Pembunuhan di antara Dua Fragmen Kasih Sayang

80 views

Siang itu, Martin tengah mengaduk kopi keduanya ketika datang kabar kematian istrinya. Ia mati digorok tetanggamu yang janda itu, saudaranya berkabar melalui telepon. Martin bingung, kepalanya sibuk mengurai berita itu menjadi kepingan-kepingan yang mudah dicernanya. Tapi, betapapun kerasnya ia memikirkan beragam kemungkinan, pertanyaan ini tak juga terjawab: Bagaimana bisa?

“Pulanglah. Jasadnya sudah dibawa ke rumah sakit Citra Kasih.”

Advertisements

“Lalu, bagaimana dengan Sari?”

“Pembunuhnya maksudmu? Bodoh, tentu di kantor polisi.”

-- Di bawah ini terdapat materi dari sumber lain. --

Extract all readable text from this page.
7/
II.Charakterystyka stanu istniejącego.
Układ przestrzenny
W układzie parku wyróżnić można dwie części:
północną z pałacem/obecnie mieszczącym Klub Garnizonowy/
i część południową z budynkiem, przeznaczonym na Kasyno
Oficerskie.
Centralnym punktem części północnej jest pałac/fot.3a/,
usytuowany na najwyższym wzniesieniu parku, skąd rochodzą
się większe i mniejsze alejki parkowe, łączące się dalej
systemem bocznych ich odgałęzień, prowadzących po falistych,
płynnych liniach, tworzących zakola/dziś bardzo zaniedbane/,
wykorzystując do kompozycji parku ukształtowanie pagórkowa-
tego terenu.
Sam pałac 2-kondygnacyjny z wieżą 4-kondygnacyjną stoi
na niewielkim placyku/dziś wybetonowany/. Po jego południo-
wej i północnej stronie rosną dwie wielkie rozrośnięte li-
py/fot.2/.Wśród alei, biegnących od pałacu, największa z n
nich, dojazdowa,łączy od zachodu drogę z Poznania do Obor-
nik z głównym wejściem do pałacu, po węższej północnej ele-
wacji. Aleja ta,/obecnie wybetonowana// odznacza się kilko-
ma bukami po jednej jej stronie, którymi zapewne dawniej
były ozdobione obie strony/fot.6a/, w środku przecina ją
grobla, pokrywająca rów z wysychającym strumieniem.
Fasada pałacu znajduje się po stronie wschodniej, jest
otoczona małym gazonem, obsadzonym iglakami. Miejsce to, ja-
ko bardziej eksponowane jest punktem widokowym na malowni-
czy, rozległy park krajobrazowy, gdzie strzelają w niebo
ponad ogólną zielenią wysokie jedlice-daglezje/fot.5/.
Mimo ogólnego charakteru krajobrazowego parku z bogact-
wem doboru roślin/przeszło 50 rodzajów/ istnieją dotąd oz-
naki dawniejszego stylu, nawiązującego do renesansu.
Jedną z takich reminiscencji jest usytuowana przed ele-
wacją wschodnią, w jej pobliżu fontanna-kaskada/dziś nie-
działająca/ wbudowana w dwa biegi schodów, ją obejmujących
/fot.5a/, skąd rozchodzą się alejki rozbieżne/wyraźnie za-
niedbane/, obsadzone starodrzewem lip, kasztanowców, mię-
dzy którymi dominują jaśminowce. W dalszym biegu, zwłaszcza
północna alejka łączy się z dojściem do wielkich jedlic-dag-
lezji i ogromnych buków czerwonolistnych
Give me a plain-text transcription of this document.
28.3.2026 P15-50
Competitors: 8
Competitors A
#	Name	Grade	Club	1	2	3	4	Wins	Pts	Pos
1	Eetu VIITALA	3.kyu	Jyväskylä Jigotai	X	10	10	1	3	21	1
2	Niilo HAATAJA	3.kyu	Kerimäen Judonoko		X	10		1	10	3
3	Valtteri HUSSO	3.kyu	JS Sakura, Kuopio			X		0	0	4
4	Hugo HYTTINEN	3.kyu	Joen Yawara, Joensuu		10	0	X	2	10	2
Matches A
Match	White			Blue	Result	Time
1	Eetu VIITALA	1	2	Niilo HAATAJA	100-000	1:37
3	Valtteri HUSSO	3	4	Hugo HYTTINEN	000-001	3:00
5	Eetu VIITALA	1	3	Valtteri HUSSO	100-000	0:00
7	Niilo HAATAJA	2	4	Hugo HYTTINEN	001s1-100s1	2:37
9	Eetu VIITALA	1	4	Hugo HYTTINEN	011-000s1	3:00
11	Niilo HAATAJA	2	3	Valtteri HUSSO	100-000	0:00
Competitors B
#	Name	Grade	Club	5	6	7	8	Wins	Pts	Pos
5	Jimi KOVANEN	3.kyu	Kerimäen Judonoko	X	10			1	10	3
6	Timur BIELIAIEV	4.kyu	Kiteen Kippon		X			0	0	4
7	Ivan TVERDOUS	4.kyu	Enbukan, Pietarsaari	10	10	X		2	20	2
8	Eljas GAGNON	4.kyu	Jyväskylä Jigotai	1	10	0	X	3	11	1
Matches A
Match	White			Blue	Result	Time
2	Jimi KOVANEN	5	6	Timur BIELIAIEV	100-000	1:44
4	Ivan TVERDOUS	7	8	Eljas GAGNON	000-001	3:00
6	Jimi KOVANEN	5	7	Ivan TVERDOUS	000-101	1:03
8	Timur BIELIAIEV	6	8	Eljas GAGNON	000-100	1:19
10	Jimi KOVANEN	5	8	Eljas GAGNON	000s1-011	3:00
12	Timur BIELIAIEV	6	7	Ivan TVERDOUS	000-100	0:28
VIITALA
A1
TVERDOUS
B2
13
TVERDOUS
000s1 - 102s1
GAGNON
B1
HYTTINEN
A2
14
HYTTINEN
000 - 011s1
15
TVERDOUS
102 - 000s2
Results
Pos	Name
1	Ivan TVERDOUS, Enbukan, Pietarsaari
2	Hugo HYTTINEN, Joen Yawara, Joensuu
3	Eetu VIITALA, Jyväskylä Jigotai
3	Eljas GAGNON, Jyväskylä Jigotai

Saudaranya lantas menutup telepon begitu Martin bilang akan langsung pulang. Dan itulah yang ia lakukan. Setelah bilang ada urusan mendadak, Martin akhirnya bisa keluar dari kantornya yang berada di lantai lima sebuah gedung. Kepergiannya tentu tak mudah, sebab ia mesti terlebih dahulu meyakinkan atasannya bahwa proyek iklan yang tengah digarapnya akan selesai malam ini juga. Masalahnya, ia tak tahu malam nanti ia punya tenaga untuk menggarapnya lagi atau tidak. Berita itu datang terlalu tiba-tiba, dan kedatangannya teramat menyentaknya. Bagaimana bisa? Ia mengulang pertanyaan itu lagi.

Bodoh, kenapa kau terlalu gegabah? rutuknya dengan kesal.

Martin memutar setirnya. Alih-alih mengendarai mobilnya ke jalan yang menuju ke rumah sakit Citra Kasih, Martin justru membelokkan mobilnya ke jalurnya yang berbeda. Ia akan ke kantor polisi terlebih dahulu.

***

Setelah keluar dari penjara dan pulang ke rumah hanya untuk mendapati suaminya tengah bergelung dengan perempuan lain, Sari tahu bahwa saat itu adalah waktu yang tepat untuk meminta cerai pada suaminya. Ya, aku pun tak mau punya istri pembunuh sepertimu, kata suaminya ketika Sari mengatakan keinginannya. Lalu, dua minggu kemudian, setelah ia sah menjadi seorang janda, oleh orangtuanya, Sari dibawa pulang ke rumah.

“Ingat, Nak. Kamu tidak salah. Suamimu yang selingkuh,” ucap ibunya.

“Tidak, Bu. Aku pembunuh! Aku membunuh anakku sendiri!” Sari menangis tergugu.

Di bahu ibunya, Sari berurai air mata. Bayangan anaknya yang menggelepar di jalan dan bergelimang darah memenuhi kepalanya. Ingatan itu masih jelas, sepekat darah yang membanjir dari kepala anaknya. Dan bila begini, Sari hanya bisa menyalahkan dirinya atas kecelakaan itu. Anaknya yang dulu masih balita itu meninggal karena kelalaiannya, itu sudah jelas. Itu pula alasannya ia bisa didakwa bersalah oleh kepolisian.